Oireachtas Joint and Select Committees

Thursday, 19 May 2022

Joint Oireachtas Committee on International Surrogacy

Preventing the Sale, Exploitation and Trafficking of Children: Discussion

Photo of Mary Seery KearneyMary Seery Kearney (Fine Gael) | Oireachtas source

It would be remiss of me not to point that in the 2019 report, the second report by the former special rapporteur, she notes that she identified three main responses to her conclusions in the 2018 report. Several states and civil society organisations rejected the premise of sale outright in the context of surrogacy, arguing that at no point is there a transaction for the child. A substantial number of stakeholders expressed concern about the conflation of sale with surrogacy, which could lead to a criminalisation of surrogates and intending parents, as well as the possible violations of the right to sexual and reproductive health. The report also stated that a number of states and civil society organisations argued for the outright ban on surrogacy, without exception. I note that the former special rapporteur acknowledged there was discomfort with the idea of putting sale into surrogacy when people do not enter the vast majority of surrogacy arrangements with the intention of buying a child. That is not to say there are not outliers because there certainly are.

The people who are being left out of this conversation are the intending parents. We are talking about the surrogates and the children but we are not talking about intending parents who in good faith are on a fertility journey to express their inherent desire to have a child. They do not have a right to a child but they have a right to go on that journey and explore it as a possibility. That is important.

Another thing we are not saying this morning is that in an international setting where the intending parents are included on the birth certificate, those parents have the same right to make decisions around their child because they are the recognised parents from birth in that country. A little bit of what we are talking about is slightly idealistic because there is no lacuna as long as the child stays in the country in which he or she is born. The lacuna happens the minute the child steps on a plane and comes to Ireland.
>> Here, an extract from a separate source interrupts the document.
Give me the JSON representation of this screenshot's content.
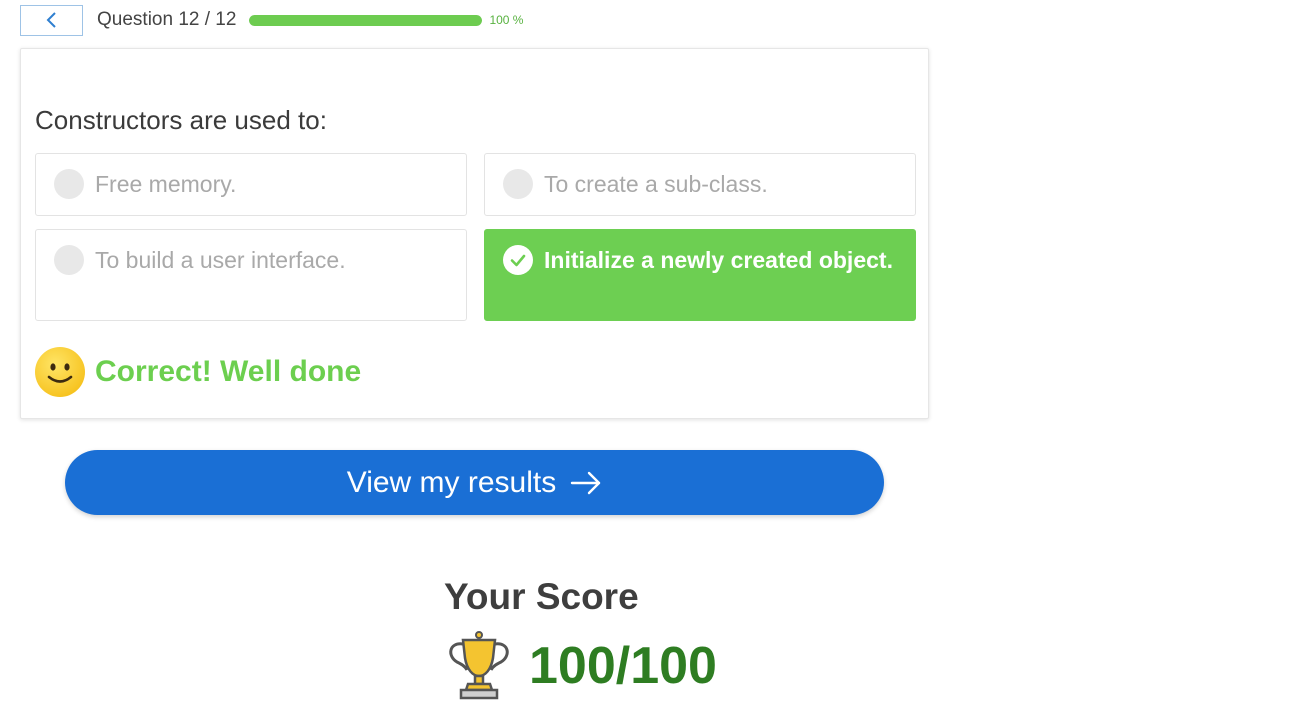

The idea of an interim guardianship order would cover that issue.

It should then be judicially reviewed in the context of parental order in Ireland, which would be a very important measure.
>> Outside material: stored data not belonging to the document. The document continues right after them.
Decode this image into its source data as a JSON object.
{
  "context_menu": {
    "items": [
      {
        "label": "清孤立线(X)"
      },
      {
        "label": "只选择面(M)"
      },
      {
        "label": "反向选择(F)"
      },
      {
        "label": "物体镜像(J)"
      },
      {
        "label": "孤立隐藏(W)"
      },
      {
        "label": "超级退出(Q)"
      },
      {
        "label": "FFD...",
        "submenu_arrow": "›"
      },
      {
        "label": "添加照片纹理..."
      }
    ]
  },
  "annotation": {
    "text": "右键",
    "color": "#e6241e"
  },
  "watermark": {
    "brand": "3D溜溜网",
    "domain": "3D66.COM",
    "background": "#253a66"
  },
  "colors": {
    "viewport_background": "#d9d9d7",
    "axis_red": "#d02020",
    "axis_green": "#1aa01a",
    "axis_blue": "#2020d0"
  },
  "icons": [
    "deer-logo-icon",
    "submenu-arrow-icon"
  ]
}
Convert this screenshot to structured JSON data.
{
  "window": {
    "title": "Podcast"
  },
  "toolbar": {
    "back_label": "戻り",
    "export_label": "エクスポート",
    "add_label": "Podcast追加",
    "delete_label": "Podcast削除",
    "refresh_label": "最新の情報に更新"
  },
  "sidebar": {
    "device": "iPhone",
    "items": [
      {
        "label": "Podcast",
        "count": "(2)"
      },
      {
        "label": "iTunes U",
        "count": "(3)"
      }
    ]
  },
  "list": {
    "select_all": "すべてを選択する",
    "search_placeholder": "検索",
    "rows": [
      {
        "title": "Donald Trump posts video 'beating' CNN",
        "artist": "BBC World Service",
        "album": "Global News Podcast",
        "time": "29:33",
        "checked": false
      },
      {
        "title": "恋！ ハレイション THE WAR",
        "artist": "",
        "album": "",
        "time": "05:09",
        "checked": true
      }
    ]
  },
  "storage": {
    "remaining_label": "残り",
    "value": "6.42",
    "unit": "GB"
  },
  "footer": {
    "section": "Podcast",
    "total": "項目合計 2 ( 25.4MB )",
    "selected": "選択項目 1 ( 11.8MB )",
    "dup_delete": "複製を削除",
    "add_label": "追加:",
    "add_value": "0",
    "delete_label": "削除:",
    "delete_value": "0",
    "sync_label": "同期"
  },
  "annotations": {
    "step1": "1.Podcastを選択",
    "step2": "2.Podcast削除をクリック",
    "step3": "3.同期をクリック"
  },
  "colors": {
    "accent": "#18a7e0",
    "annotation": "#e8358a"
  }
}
We have not touched on retrospective. We cannot put in place a system that first discriminates against countries where the intended parents are on the birth certificate. From a retrospective point of view, I propose we need a bespoke solution that sets aside all the rules, guidelines and frameworks we will put in place, and sets out a set of circumstances in which people underwent a legal route in other countries. We have a situation whereby children are being discriminated against and that needs to be addressed urgently with a bespoke solution in Ireland.